| CDHU tenta achacar mutirante em contrato
Se
recusam a dar cópia e tentam obrigar mutuário a assinar às pressas
E mais uma demonstração da
notória falta de compromisso com o povo, o conhecido instrumento e roubalheira tucana do
governo estadual paulista, a Companhia de Desenvolvimento Habitacional Urbano (CDHU),
está tentando obrigar pessoas que construíram suas casas em regime de mutirão há 11
anos, a assinar um documento sem ler, se comprometendo a pagar um valor absurdamente acima
do acordado na época, e sem poder contestar uma linha do documento, depois de terem se
passado sete anos sem que os mutirantes obtivessem do Estado a regularização de seus
contratos.
Em reuniões convocadas pela
Companhia para a assinatura do documento, os técnicos da CDHU fizeram questão de frisar
que "não é a intenção chamar as pessoas para um debate aberto sobre os contratos
da CDHU", na tentativa de esconder o documento tucano, que atende pela alcunha Termo
de Adesão e Ocupação Provisória com Opção de Compra. O Termo possui cláusulas
lesivas aos mutirantes como a que prevê a desocupação da casa em 20 dias desde que os
moradores não se encaixem nas condições exigidas pela CDHU para o financiamento, mesmo
tendo sido estes mesmos moradores que construíram as casas com o suor de suas mãos.
"Eles estão fazendo uma
coação com as pessoas dos mutirões, estão obrigando a gente a assinar um contrato no
escuro. Eles começaram a ameaçar a gente dizendo que se não assinássemos os contratos
o CDHU não se responsabilizaria mais pelos mutuários. Eles não estão permitindo que a
gente venha ler e estudar os contratos antes de assinar. Eu não quero assinar um contrato
sem saber o que está escrito", denunciou a mutirante Josefa Cristina Silva de
Oliveira, 36, moradora da Fazenda do Carmo.
"É interesse nosso regularizar
a situação, mas queremos ter um prazo para reunir todo mundo e discutir os contratos.
Nós esperamos sete anos, por que não mais quinze dias?", questionou a
vice-presidente Federação das Mulheres Paulistas, Ilda Fiori, durante a reunião com a
CDHU, que se realizou na última quarta-feira, às 18:00 horas, na sede da rua Dante
Pazanezze, no Ibirapuera.
De acordo com a liderança feminina,
"o pessoal do Mutirão Marechal Tito assinou esse documento e agora não está
conseguindo pagar, por causa das altas taxas de juros e das péssimas condições em que
foram fechados os contratos".
Ameaçando a população de baixa
renda (famílias com rendas de 1 a 3 salários mínimos) que faz parte do programasde
mutirão, os técnicos do CDHU foram evasivos durante a reunião que deveria esclarecer as
cláusulas do "termo provisório", deixando no ar questões como práticas e
essenciais garantia de posse das casas.
"Essa ameaça que eles estão
fazendo de que quem não têm o vínculo com a CDHU estaria descoberto, é mentira, porque
as pessoas construíram aquelas casas. Nós temos um contrato entre a CDHU e a Federação
que prova que os próprios mutirantes construíram suas casas, temos os nomes de todos
aqui. E a responsabilidades por esses sete anos sem vínculo é da CDHU e não do povo, a
Justiça nos garante isso. Nós iremos à Justiça com isso", garantiu Ilda Fiori.

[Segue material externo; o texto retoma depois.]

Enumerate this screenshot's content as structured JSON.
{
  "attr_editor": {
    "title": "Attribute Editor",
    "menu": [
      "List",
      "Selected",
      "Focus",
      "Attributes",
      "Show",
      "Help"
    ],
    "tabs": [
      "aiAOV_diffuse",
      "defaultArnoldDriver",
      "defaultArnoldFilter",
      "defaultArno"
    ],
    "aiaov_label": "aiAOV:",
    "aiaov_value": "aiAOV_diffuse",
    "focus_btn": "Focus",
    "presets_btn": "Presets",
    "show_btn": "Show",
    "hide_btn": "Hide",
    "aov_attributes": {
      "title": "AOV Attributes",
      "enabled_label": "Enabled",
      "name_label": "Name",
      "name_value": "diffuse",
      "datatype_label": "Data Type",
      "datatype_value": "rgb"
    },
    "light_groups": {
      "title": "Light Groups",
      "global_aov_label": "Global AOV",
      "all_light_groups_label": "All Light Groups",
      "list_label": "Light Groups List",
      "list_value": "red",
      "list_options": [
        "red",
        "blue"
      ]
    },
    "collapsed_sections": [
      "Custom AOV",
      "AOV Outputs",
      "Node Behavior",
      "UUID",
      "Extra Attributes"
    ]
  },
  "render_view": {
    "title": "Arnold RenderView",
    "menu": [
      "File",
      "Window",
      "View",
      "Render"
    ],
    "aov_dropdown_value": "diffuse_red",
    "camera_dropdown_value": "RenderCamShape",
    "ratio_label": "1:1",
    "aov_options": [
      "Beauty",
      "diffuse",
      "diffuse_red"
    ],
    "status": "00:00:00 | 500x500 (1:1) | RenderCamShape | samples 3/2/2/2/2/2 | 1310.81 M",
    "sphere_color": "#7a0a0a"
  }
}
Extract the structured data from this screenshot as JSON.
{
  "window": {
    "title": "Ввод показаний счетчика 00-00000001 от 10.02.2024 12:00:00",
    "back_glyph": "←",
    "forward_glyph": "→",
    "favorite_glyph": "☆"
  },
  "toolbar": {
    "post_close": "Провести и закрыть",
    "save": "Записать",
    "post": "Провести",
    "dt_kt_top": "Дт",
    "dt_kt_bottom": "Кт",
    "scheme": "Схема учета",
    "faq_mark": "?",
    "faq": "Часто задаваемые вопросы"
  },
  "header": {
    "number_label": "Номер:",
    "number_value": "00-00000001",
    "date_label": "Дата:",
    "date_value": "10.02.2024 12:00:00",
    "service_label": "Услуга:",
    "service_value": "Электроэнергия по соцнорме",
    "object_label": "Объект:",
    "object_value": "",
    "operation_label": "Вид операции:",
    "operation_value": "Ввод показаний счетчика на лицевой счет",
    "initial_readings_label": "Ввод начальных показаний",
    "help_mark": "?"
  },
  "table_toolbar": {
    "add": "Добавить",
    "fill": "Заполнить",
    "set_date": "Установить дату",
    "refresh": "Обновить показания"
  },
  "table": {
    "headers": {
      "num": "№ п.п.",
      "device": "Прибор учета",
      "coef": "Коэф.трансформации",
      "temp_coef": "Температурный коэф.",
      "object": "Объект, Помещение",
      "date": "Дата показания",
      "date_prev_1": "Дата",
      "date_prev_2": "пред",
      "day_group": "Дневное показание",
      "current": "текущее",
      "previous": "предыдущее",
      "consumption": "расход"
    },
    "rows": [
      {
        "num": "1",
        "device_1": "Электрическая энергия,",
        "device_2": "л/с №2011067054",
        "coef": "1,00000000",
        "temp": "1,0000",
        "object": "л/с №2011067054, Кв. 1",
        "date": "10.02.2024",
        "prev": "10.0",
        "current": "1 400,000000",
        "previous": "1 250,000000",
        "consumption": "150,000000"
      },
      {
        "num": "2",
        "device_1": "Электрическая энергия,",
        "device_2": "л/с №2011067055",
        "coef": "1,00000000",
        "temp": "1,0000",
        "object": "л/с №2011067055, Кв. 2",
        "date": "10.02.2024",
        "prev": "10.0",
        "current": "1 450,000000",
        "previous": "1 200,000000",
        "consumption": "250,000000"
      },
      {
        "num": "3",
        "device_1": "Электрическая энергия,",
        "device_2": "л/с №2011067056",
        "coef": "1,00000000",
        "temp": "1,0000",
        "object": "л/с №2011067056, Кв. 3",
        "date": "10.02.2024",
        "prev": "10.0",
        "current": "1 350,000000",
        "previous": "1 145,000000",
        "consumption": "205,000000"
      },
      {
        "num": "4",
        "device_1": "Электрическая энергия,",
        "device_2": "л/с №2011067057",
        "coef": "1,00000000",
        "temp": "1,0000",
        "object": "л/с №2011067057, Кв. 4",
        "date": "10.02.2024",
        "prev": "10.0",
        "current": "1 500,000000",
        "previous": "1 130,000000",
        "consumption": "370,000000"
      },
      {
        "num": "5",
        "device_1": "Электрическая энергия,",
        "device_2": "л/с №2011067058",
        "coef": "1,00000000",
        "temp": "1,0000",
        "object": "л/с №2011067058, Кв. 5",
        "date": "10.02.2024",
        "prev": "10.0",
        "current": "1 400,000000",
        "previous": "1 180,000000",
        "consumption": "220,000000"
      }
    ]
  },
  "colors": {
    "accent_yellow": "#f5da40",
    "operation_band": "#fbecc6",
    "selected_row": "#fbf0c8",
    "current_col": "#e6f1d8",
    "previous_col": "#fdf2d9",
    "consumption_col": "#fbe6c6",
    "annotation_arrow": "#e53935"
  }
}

Presente à reunião, a presidente
da Confederação das Mulheres do Brasil (CMB), Márcia Campos, denunciou que "a
CDHU, sem qualquer discussão, quer obrigar mutirantes, que construíram suas casas com
suas próprias mãos, a assinarem um contrato injusto de pagamento do financiamento. Nós
temos em mãos documentos da época em que foi assinado o contrato para a construção das
casas com todos os números e valores, e com estes contratos iremos contestar os valores
absurdos impostos pelo CDHU". Segundo Márcia Campos, "enquanto as famílias do
Conceição estão sendo obrigados a pagar quase R$ 20 mil à vista - em prestações sai
por quase R$ 40 mil -, outro mutirão, com igual metragem e projeto, que se localiza ao
lado foi avaliado em R$ 13 mil. Eles estão assaltando o povo mais uma vez".